Kizzy 06/07/2015
Nada ficou como antes
Eu adoro ler biografias. Autorizadas ou não, acho que é sempre uma fonte histórica muito importante no conhecimento das pessoas que deixaram alguma marca no mundo. Mas ler essa biografia da Elis foi algo bem diferente, e diferente para o bem. Ainda não sei se gostei tanto por conta do fascínio que tenho desde a infância, por uma mulher que quando eu nasci já não habitava mais a Terra, ou se é porque a qualidade do livro é realmente muito boa.
Acho que um pouco dos dois, mas quero começar falando do texto em si. Fiquei muito impressionada com a qualidade e neutralidade da narração e com o viés totalmente jornalistico do livro. Claro que o autor ser jornalista explica muito disso, mas realmente em alguns momentos, principalmente no início, o nível de descrição jornalistica é tão detalhista que chega a ser cansativo. Em alguns momentos é muita informação para pouca página. Mas isso vai se tornando um ponto forte do livro e então quando a história deixa de ser dados e nomes de programas, para a história de uma mulher genial completamente misturada à história da música e até política brasileira, o livro começa ficar genial.
O mais interessante desta biografia foi transcender os debates rasos da personalidade difícil e polêmica de Elis Regina (sem deixar de falar disso), mas revelando a genialidade de uma mulher muito a frente do seu tempo e que teve papel central e ativo nos rumos da histórica da música brasileira. Em muitas e muitas partes as informações não são apenas sobre a vida de Elis, mas uma aula de história da música popular em nosso país, e o mais incrível, o quanto essa mulher influenciou e foi influenciada por isso tudo.
Me emociona pensar que, se essa mulher não tivesse existido, e tantos dos personagens que conhecemos e que são citados nessa história, nossas vidas hoje, nossos comportamentos, nossa cultura, a música que a gente ouve, seria totalmente diferente. Músicos que faziam músicas para mudar o mundo, muito mais do que para vender disco, isso era a MPB, algo ente arte e mágica.

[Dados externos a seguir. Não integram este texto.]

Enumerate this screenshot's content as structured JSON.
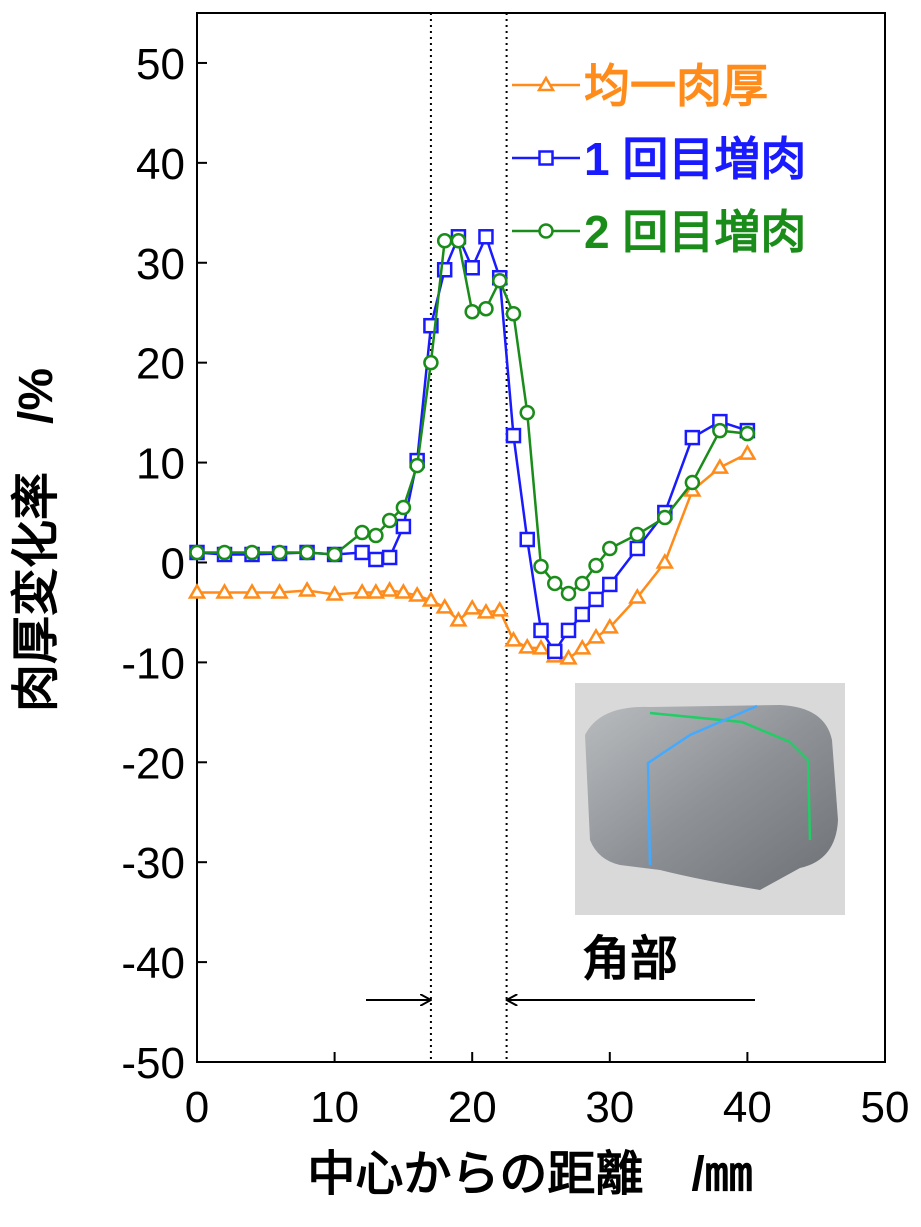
{
  "chart_data": {
    "type": "line",
    "xlabel": "中心からの距離　/㎜",
    "ylabel": "肉厚変化率　/%",
    "xlim": [
      0,
      50
    ],
    "xticks": [
      0,
      10,
      20,
      30,
      40,
      50
    ],
    "ylim": [
      -50,
      55
    ],
    "yticks": [
      -50,
      -40,
      -30,
      -20,
      -10,
      0,
      10,
      20,
      30,
      40,
      50
    ],
    "legend": "upper right",
    "boundaries": [
      17,
      22.5
    ],
    "annotation": "角部",
    "series": [
      {
        "name": "均一肉厚",
        "color": "#ff8c1a",
        "marker": "triangle",
        "x": [
          0,
          2,
          4,
          6,
          8,
          10,
          12,
          13,
          14,
          15,
          16,
          17,
          18,
          19,
          20,
          21,
          22,
          23,
          24,
          25,
          26,
          27,
          28,
          29,
          30,
          32,
          34,
          36,
          38,
          40
        ],
        "values": [
          -3,
          -3,
          -3,
          -3,
          -2.8,
          -3.2,
          -3,
          -3,
          -2.8,
          -3,
          -3.3,
          -3.8,
          -4.5,
          -5.8,
          -4.6,
          -5,
          -4.8,
          -7.8,
          -8.5,
          -8.6,
          -9.4,
          -9.6,
          -8.6,
          -7.5,
          -6.5,
          -3.5,
          0,
          7.2,
          9.5,
          10.9
        ]
      },
      {
        "name": "1 回目増肉",
        "color": "#1a1aff",
        "marker": "square",
        "x": [
          0,
          2,
          4,
          6,
          8,
          10,
          12,
          13,
          14,
          15,
          16,
          17,
          18,
          19,
          20,
          21,
          22,
          23,
          24,
          25,
          26,
          27,
          28,
          29,
          30,
          32,
          34,
          36,
          38,
          40
        ],
        "values": [
          1,
          0.8,
          0.8,
          0.9,
          1,
          0.8,
          1,
          0.3,
          0.5,
          3.6,
          10.2,
          23.7,
          29.3,
          32.6,
          29.5,
          32.6,
          28.5,
          12.7,
          2.3,
          -6.8,
          -8.9,
          -6.8,
          -5.2,
          -3.7,
          -2.2,
          1.4,
          5,
          12.5,
          14.1,
          13.2
        ]
      },
      {
        "name": "2 回目増肉",
        "color": "#1a8c1a",
        "marker": "circle",
        "x": [
          0,
          2,
          4,
          6,
          8,
          10,
          12,
          13,
          14,
          15,
          16,
          17,
          18,
          19,
          20,
          21,
          22,
          23,
          24,
          25,
          26,
          27,
          28,
          29,
          30,
          32,
          34,
          36,
          38,
          40
        ],
        "values": [
          1,
          1,
          1,
          1,
          1,
          0.8,
          3,
          2.7,
          4.2,
          5.5,
          9.7,
          20,
          32.2,
          32.2,
          25.1,
          25.4,
          28.2,
          24.9,
          15,
          -0.4,
          -2.1,
          -3.1,
          -2.1,
          -0.3,
          1.4,
          2.8,
          4.5,
          8,
          13.2,
          12.9
        ]
      }
    ]
  }
}
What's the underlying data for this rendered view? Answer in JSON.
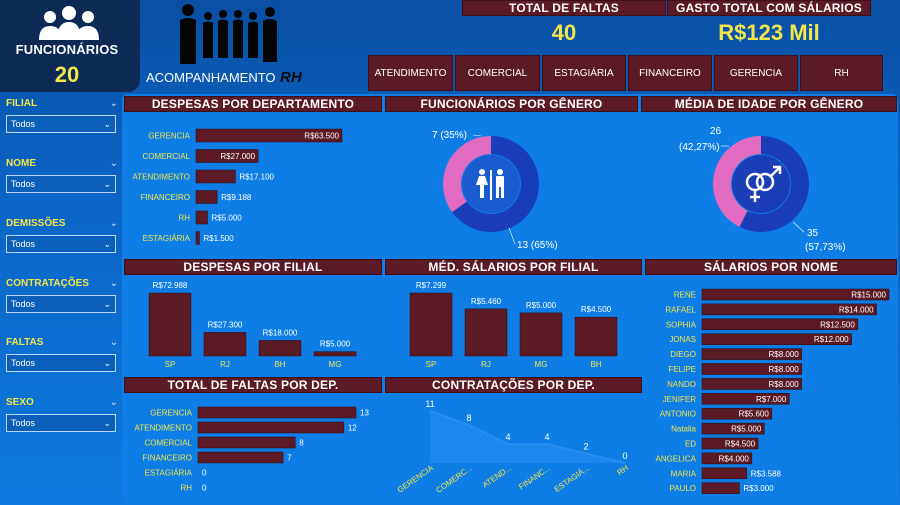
{
  "header": {
    "employees_label": "FUNCIONÁRIOS",
    "employees_count": "20",
    "subtitle_main": "ACOMPANHAMENTO",
    "subtitle_rh": "RH"
  },
  "kpis": {
    "faltas_label": "TOTAL DE FALTAS",
    "faltas_value": "40",
    "salarios_label": "GASTO TOTAL COM SÁLARIOS",
    "salarios_value": "R$123 Mil"
  },
  "nav": [
    "ATENDIMENTO",
    "COMERCIAL",
    "ESTAGIÁRIA",
    "FINANCEIRO",
    "GERENCIA",
    "RH"
  ],
  "filters": [
    {
      "label": "FILIAL",
      "value": "Todos"
    },
    {
      "label": "NOME",
      "value": "Todos"
    },
    {
      "label": "DEMISSÕES",
      "value": "Todos"
    },
    {
      "label": "CONTRATAÇÕES",
      "value": "Todos"
    },
    {
      "label": "FALTAS",
      "value": "Todos"
    },
    {
      "label": "SEXO",
      "value": "Todos"
    }
  ],
  "titles": {
    "despesas_dep": "DESPESAS POR DEPARTAMENTO",
    "func_genero": "FUNCIONÁRIOS POR GÊNERO",
    "idade_genero": "MÉDIA DE IDADE POR GÊNERO",
    "despesas_filial": "DESPESAS POR FILIAL",
    "med_salarios_filial": "MÉD. SÁLARIOS POR FILIAL",
    "salarios_nome": "SÁLARIOS POR NOME",
    "faltas_dep": "TOTAL DE FALTAS POR DEP.",
    "contratacoes_dep": "CONTRATAÇÕES POR DEP."
  },
  "chart_data": [
    {
      "id": "despesas_dep",
      "type": "bar",
      "categories": [
        "GERENCIA",
        "COMERCIAL",
        "ATENDIMENTO",
        "FINANCEIRO",
        "RH",
        "ESTAGIÁRIA"
      ],
      "values": [
        63500,
        27000,
        17100,
        9188,
        5000,
        1500
      ],
      "labels": [
        "R$63.500",
        "R$27.000",
        "R$17.100",
        "R$9.188",
        "R$5.000",
        "R$1.500"
      ]
    },
    {
      "id": "func_genero",
      "type": "pie",
      "categories": [
        "F",
        "M"
      ],
      "values": [
        7,
        13
      ],
      "labels": [
        "7 (35%)",
        "13 (65%)"
      ],
      "colors": [
        "#e06bc0",
        "#1a3db8"
      ]
    },
    {
      "id": "idade_genero",
      "type": "pie",
      "categories": [
        "F",
        "M"
      ],
      "values": [
        26,
        35
      ],
      "labels": [
        "26",
        "(42,27%)",
        "35",
        "(57,73%)"
      ],
      "colors": [
        "#e06bc0",
        "#1a3db8"
      ]
    },
    {
      "id": "despesas_filial",
      "type": "bar",
      "categories": [
        "SP",
        "RJ",
        "BH",
        "MG"
      ],
      "values": [
        72988,
        27300,
        18000,
        5000
      ],
      "labels": [
        "R$72.988",
        "R$27.300",
        "R$18.000",
        "R$5.000"
      ]
    },
    {
      "id": "med_salarios_filial",
      "type": "bar",
      "categories": [
        "SP",
        "RJ",
        "MG",
        "BH"
      ],
      "values": [
        7299,
        5460,
        5000,
        4500
      ],
      "labels": [
        "R$7.299",
        "R$5.460",
        "R$5.000",
        "R$4.500"
      ]
    },
    {
      "id": "salarios_nome",
      "type": "bar",
      "categories": [
        "RENE",
        "RAFAEL",
        "SOPHIA",
        "JONAS",
        "DIEGO",
        "FELIPE",
        "NANDO",
        "JENIFER",
        "ANTONIO",
        "Natalia",
        "ED",
        "ANGELICA",
        "MARIA",
        "PAULO"
      ],
      "values": [
        15000,
        14000,
        12500,
        12000,
        8000,
        8000,
        8000,
        7000,
        5600,
        5000,
        4500,
        4000,
        3588,
        3000
      ],
      "labels": [
        "R$15.000",
        "R$14.000",
        "R$12.500",
        "R$12.000",
        "R$8.000",
        "R$8.000",
        "R$8.000",
        "R$7.000",
        "R$5.600",
        "R$5.000",
        "R$4.500",
        "R$4.000",
        "R$3.588",
        "R$3.000"
      ]
    },
    {
      "id": "faltas_dep",
      "type": "bar",
      "categories": [
        "GERENCIA",
        "ATENDIMENTO",
        "COMERCIAL",
        "FINANCEIRO",
        "ESTAGIÁRIA",
        "RH"
      ],
      "values": [
        13,
        12,
        8,
        7,
        0,
        0
      ]
    },
    {
      "id": "contratacoes_dep",
      "type": "area",
      "categories": [
        "GERENCIA",
        "COMERC...",
        "ATEND...",
        "FINANC...",
        "ESTAGIÁ...",
        "RH"
      ],
      "values": [
        11,
        8,
        4,
        4,
        2,
        0
      ]
    }
  ],
  "colors": {
    "bar": "#5c1a26",
    "accent_yellow": "#f3e64a",
    "female": "#e06bc0",
    "male": "#1a3db8",
    "area": "#2a8ff0"
  }
}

Mágica também era a coragem de Elis Regina, quanto atrevimento para uma mulher. Desafiar a sociedade, a família, namorar quem e quantos queria, e o principal de tudo, ser acima de uma cantora, como diria um dos seus arranjadores), Elis era um músico mesmo sem saber tocar nenhum instrumento. Era um gênio e ao mesmo tempo dona de uma insegurança neurótica que a consumiu por uma vida até conseguir tirá-la de si mesmo. Creio que o livro fez jus a essa genialidade descrevendo a vida profissional e pessoal da cantora, de forma junta e misturada, exatamente como era sua vida.
Vale muito a pena a leitura, mesmo para quem não é fã da cantora, uma vez que o registro histórico musical contido na obra é muito mais que o furacão Gaúcho, a quem eu já devotava muita admiração e hoje devoto muito sentimento, respeito, gratidão e carinho também.
Desde que eu conheci Elis, quando criança nos Lps do meu pai, nada foi como antes. E depois dessa leitura tudo se transformou mais uma vez, e daqui para frente, novamente, Nada Será Como Antes.
"Elis Regina Carvalho Costa vinha de uma linhagem de mulheres acostumadas a dar as cartas para que seus mundos não se atrelassem nas mãos dos homens....Ao contrário do padrão das namoradinhas da época, Elis era ao mesmo tempo decidida e misteriosa, e a mania de se jogar em penhascos valia também para seus relacionamentos."